The United States Department of Labor is proposing a rule for determining independent contractor or employee classification under the Fair Labor Standards Act (FLSA). The rule would make it easier for workers to be classified as employees rather than independent contractors, a framework more consistent with longstanding judicial precedent.
The proposed rule — which the DOL published on October 13 to create more consistency for employers and reduce intentional employee misclassifications — is unsurprisingly controversial. Practically from the moment it was proposed, opponents were requesting the DOL to double the 45-day comment period, considering the potential impact the 184-page rulemaking could have on industries spanning the economy.
The rule rescinds a 2021 rule in which two key factors — control over the work and opportunity for profit or loss — carried greater weight in determining the status of independent contractors. This rule made it easier for employers to classify workers as independent contractors, rather than employees. Under the FLSA, independent contractors are not entitled to minimum wage, overtime pay, and other benefits, but they generally have more flexibility to set their own schedules and work for multiple companies.
Unions and some workers say that businesses are wrongfully misclassifying their workers as independent contractors to avoid legal liabilities that go along with employment status. Businesses and some contractors argue that their relationships are squarely within the law.
The rule could have an impact on more than 22 million contractors, according to estimates from the DOL. Although the national conversation has centered around gig-companies such as Uber and Lyft, nearly every industry within the economy utilizes independent contractors, from journalism to trucking to construction.
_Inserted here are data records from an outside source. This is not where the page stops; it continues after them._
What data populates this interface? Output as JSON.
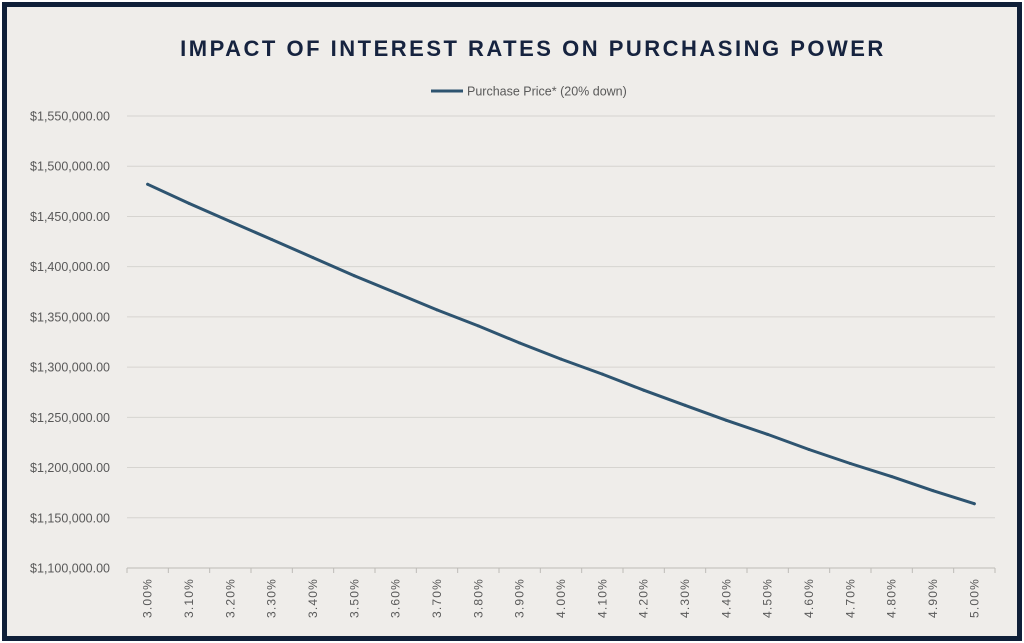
{
  "chart_data": {
    "type": "line",
    "title": "IMPACT OF INTEREST RATES ON PURCHASING POWER",
    "legend_position": "top-center",
    "grid": true,
    "x": [
      "3.00%",
      "3.10%",
      "3.20%",
      "3.30%",
      "3.40%",
      "3.50%",
      "3.60%",
      "3.70%",
      "3.80%",
      "3.90%",
      "4.00%",
      "4.10%",
      "4.20%",
      "4.30%",
      "4.40%",
      "4.50%",
      "4.60%",
      "4.70%",
      "4.80%",
      "4.90%",
      "5.00%"
    ],
    "yticks": [
      "$1,550,000.00",
      "$1,500,000.00",
      "$1,450,000.00",
      "$1,400,000.00",
      "$1,350,000.00",
      "$1,300,000.00",
      "$1,250,000.00",
      "$1,200,000.00",
      "$1,150,000.00",
      "$1,100,000.00"
    ],
    "ylim": [
      1100000,
      1550000
    ],
    "series": [
      {
        "name": "Purchase Price* (20% down)",
        "color": "#2e5470",
        "values": [
          1482000,
          1463000,
          1445000,
          1427000,
          1409000,
          1391000,
          1374000,
          1357000,
          1341000,
          1324000,
          1308000,
          1293000,
          1277000,
          1262000,
          1247000,
          1233000,
          1218000,
          1204000,
          1191000,
          1177000,
          1164000
        ]
      }
    ]
  }
}
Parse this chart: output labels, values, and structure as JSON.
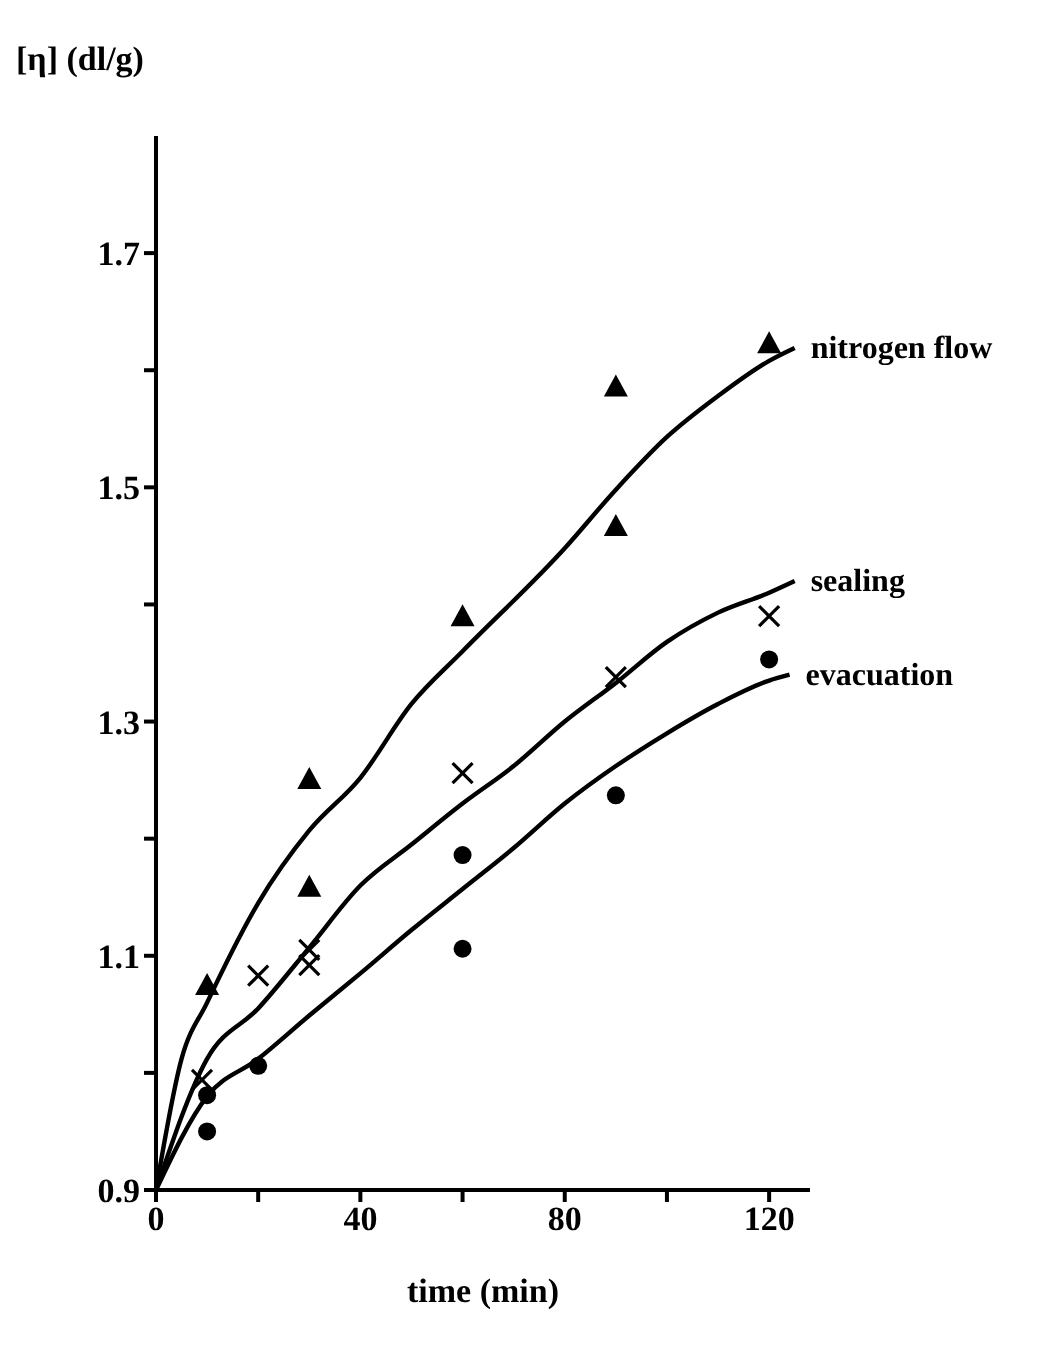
{
  "chart_data": {
    "type": "scatter",
    "xlabel": "time (min)",
    "ylabel": "[η] (dl/g)",
    "xlim": [
      0,
      128
    ],
    "ylim": [
      0.9,
      1.8
    ],
    "xticks": [
      0,
      {
        "value": 20,
        "label": null
      },
      40,
      {
        "value": 60,
        "label": null
      },
      80,
      {
        "value": 100,
        "label": null
      },
      120
    ],
    "yticks": [
      0.9,
      {
        "value": 1.0,
        "label": null
      },
      1.1,
      {
        "value": 1.2,
        "label": null
      },
      1.3,
      {
        "value": 1.4,
        "label": null
      },
      1.5,
      {
        "value": 1.6,
        "label": null
      },
      1.7
    ],
    "series": [
      {
        "name": "nitrogen flow",
        "type": "line",
        "color": "#000000",
        "marker": "none",
        "x": [
          0,
          5,
          10,
          20,
          30,
          40,
          50,
          60,
          80,
          90,
          100,
          110,
          120,
          125
        ],
        "values": [
          0.9,
          1.012,
          1.06,
          1.145,
          1.207,
          1.252,
          1.315,
          1.36,
          1.448,
          1.498,
          1.543,
          1.578,
          1.608,
          1.619
        ]
      },
      {
        "name": "sealing",
        "type": "line",
        "color": "#000000",
        "marker": "none",
        "x": [
          0,
          10,
          20,
          30,
          40,
          50,
          60,
          70,
          80,
          90,
          100,
          110,
          120,
          125
        ],
        "values": [
          0.9,
          1.012,
          1.055,
          1.107,
          1.16,
          1.195,
          1.23,
          1.262,
          1.3,
          1.333,
          1.368,
          1.393,
          1.41,
          1.42
        ]
      },
      {
        "name": "evacuation",
        "type": "line",
        "color": "#000000",
        "marker": "none",
        "x": [
          0,
          10,
          20,
          30,
          40,
          50,
          60,
          70,
          80,
          90,
          100,
          110,
          120,
          124
        ],
        "values": [
          0.9,
          0.98,
          1.012,
          1.049,
          1.085,
          1.122,
          1.157,
          1.192,
          1.23,
          1.262,
          1.29,
          1.315,
          1.335,
          1.34
        ]
      },
      {
        "color": "#000000",
        "marker": "triangle",
        "x": [
          10,
          30,
          30,
          60,
          90,
          90,
          120
        ],
        "values": [
          1.075,
          1.251,
          1.159,
          1.39,
          1.586,
          1.467,
          1.623
        ]
      },
      {
        "color": "#000000",
        "marker": "cross",
        "x": [
          9,
          20,
          30,
          30,
          60,
          90,
          120
        ],
        "values": [
          0.994,
          1.083,
          1.105,
          1.092,
          1.256,
          1.338,
          1.39
        ]
      },
      {
        "color": "#000000",
        "marker": "circle",
        "x": [
          10,
          10,
          20,
          60,
          60,
          90,
          120
        ],
        "values": [
          0.981,
          0.95,
          1.006,
          1.186,
          1.106,
          1.237,
          1.353
        ]
      }
    ]
  }
}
The Pool and Hot Tub Alliance is monitoring this topic due to the potential impact it could have on pool construction and service industries, where many companies rely on independent contractors.
The proposal from the Department of Labor outlines several factors of the working relationship between a worker and an employer to determine whether the worker is economically dependent on the employer or is truly in business for themselves.
The following six factors are considered by the DOL:
• Align the department’s approach with courts’ FLSA interpretation and the economic reality test.
• Restore the multifactor, totalityof- the-circumstances analysis to determine whether a worker is an employee or an independent contractor under the FLSA.
• Ensure that all factors are analyzed without assigning a predetermined weight to a particular factor or set of factors.
• Revert to the longstanding interpretation of the economic reality factors. These factors include the investment, control, and opportunity for profit or loss factors. The integral factor, which considers whether the work is integral to the employer’s business, is also included.
• Assist with the proper classification of employees and independent contractors under the FLSA.
• Rescind the 2021 Independent Contractor Rule.
The DOL says that each of these factors has no greater weight than the other when deciding worker status, and that other factors may be considered if they show that the worker may be in business for themselves. DOL believes the proposed rule will address employee misclassification as this denies workers’ rights and protections.
Comments on the Notice of Proposed Rulemaking (NPRM) can be submitted until November 28, 2022. When the comment period ends, the DOL will review each comment and prepare to finalize the ruling.
The rule is expected to be finalized during the first quarter of 2023, after which opponents may challenge it in court.